A healthcare model from the combined forces of Amazon, JP Morgan and Berkshire Hathaway could catch on.
For the moment at least, the goal of the three titans is to cut costs for their U.S. employees and use technology to change how healthcare is provided to them. The companies, which are the three largest private employers in the U.S., said in a brief joint statement that the new, standalone firm would be “free from profit-making incentives and constraints.”
“Our people want transparency, knowledge and control when it comes to managing their healthcare," said Jamie Dimon, Chairman and Chief Executive of JPMorgan Chase. "The three of our companies have extraordinary resources, and our goal is to create solutions that benefit our US employees, their families and, potentially, all Americans."
Given Amazon’s upending of the retail sector, speculation within the healthcare industry is growing. While focused only on the three giants’ own staff for now, the plan has the potential to disrupt the broader healthcare industry. The announcement quickly had a negative impact on health insurer stocks, with shares in UnitedHealth, Anthem and Cigna all tumbling more than 5% in early trading. Express Scripts Holding Co. and CVS Health Corp., which manage pharmacy benefits, also took a hit.
“I’m in favor of anything that helps move the markets a bit, incentivizes competition and puts pressure on the big insurance carriers,” said Ashraf Shehata, a partner in KPMG’s healthcare and life sciences advisory practice in the U.S. “An employer coalition can do a lot of things. You can encourage reimbursement models and provide incentives for the use of technology.”

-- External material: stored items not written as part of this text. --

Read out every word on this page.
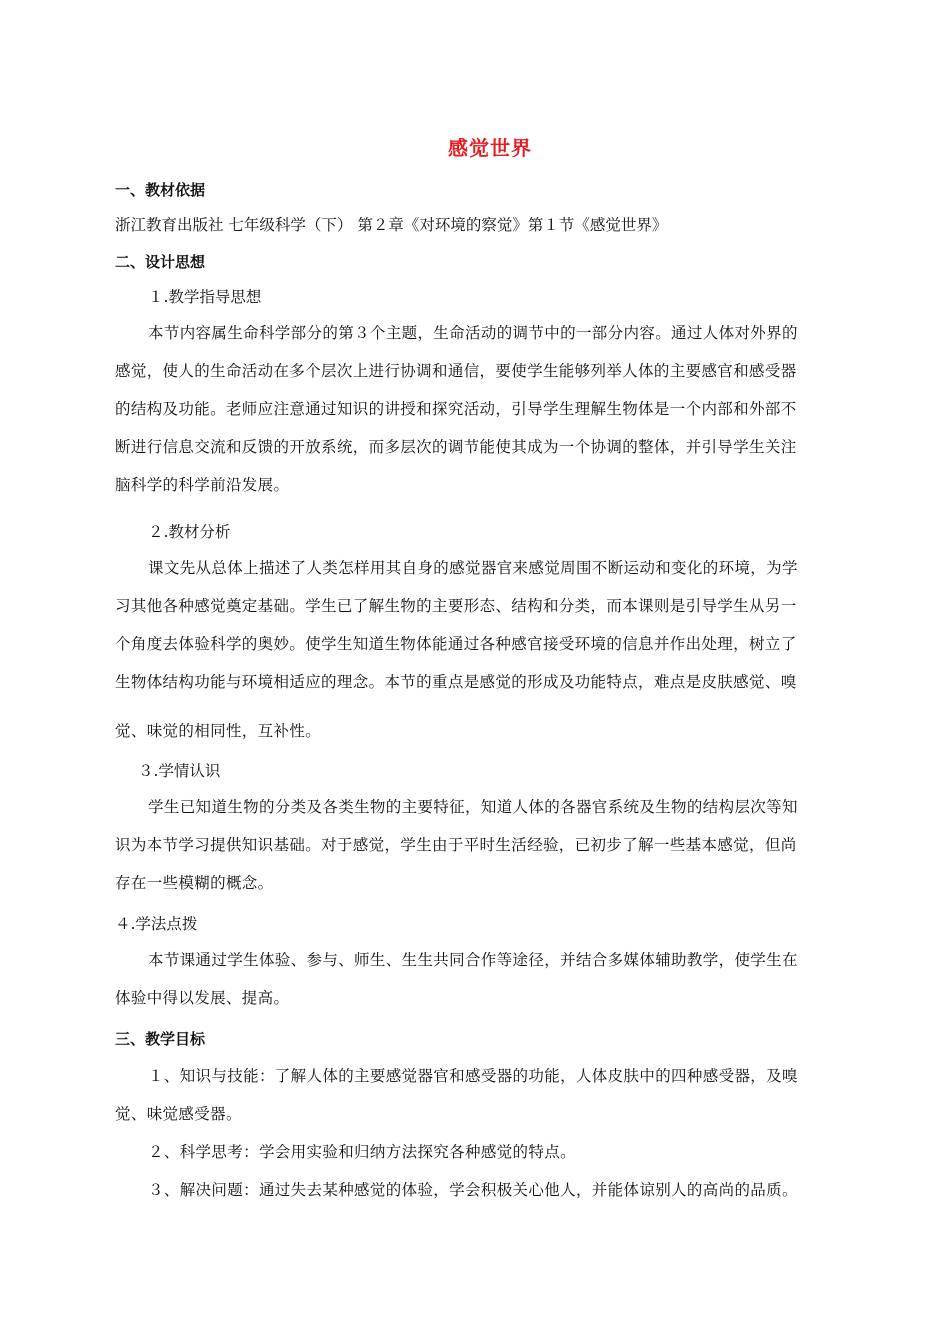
感觉世界
一、教材依据
浙江教育出版社 七年级科学（下） 第２章《对环境的察觉》第１节《感觉世界》
二、设计思想
１.教学指导思想
本节内容属生命科学部分的第３个主题，生命活动的调节中的一部分内容。通过人体对外界的
感觉，使人的生命活动在多个层次上进行协调和通信，要使学生能够列举人体的主要感官和感受器
的结构及功能。老师应注意通过知识的讲授和探究活动，引导学生理解生物体是一个内部和外部不
断进行信息交流和反馈的开放系统，而多层次的调节能使其成为一个协调的整体，并引导学生关注
脑科学的科学前沿发展。
２.教材分析
课文先从总体上描述了人类怎样用其自身的感觉器官来感觉周围不断运动和变化的环境，为学
习其他各种感觉奠定基础。学生已了解生物的主要形态、结构和分类，而本课则是引导学生从另一
个角度去体验科学的奥妙。使学生知道生物体能通过各种感官接受环境的信息并作出处理，树立了
生物体结构功能与环境相适应的理念。本节的重点是感觉的形成及功能特点，难点是皮肤感觉、嗅
觉、味觉的相同性，互补性。
３.学情认识
学生已知道生物的分类及各类生物的主要特征，知道人体的各器官系统及生物的结构层次等知
识为本节学习提供知识基础。对于感觉，学生由于平时生活经验，已初步了解一些基本感觉，但尚
存在一些模糊的概念。
４.学法点拨
本节课通过学生体验、参与、师生、生生共同合作等途径，并结合多媒体辅助教学，使学生在
体验中得以发展、提高。
三、教学目标
１、知识与技能：了解人体的主要感觉器官和感受器的功能，人体皮肤中的四种感受器，及嗅
觉、味觉感受器。
２、科学思考：学会用实验和归纳方法探究各种感觉的特点。
３、解决问题：通过失去某种感觉的体验，学会积极关心他人，并能体谅别人的高尚的品质。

The company is in the early planning stages, and the BBC reports that its initial formation will be led by Todd Combs, an Investment Officer with Berkshire Hathaway, Marvelle Sullivan Berchtold, a Managing Director of JPMorgan Chase, and Beth Galetti, a Senior Vice President at Amazon. The company’s structure, operations and longer-term senior management have yet to be determined. The group has said it plans to hire a CEO and start partnering with other organizations.
"The healthcare system is complex, and we enter into this challenge open-eyed about the degree of difficulty," said Amazon founder and Chief Executive Jeff Bezos. "Hard as it might be, reducing healthcare's burden on the economy while improving outcomes for employees and their families would be worth the effort”, he added, “Success is going to require talented experts, a beginner's mind, and a long-term orientation."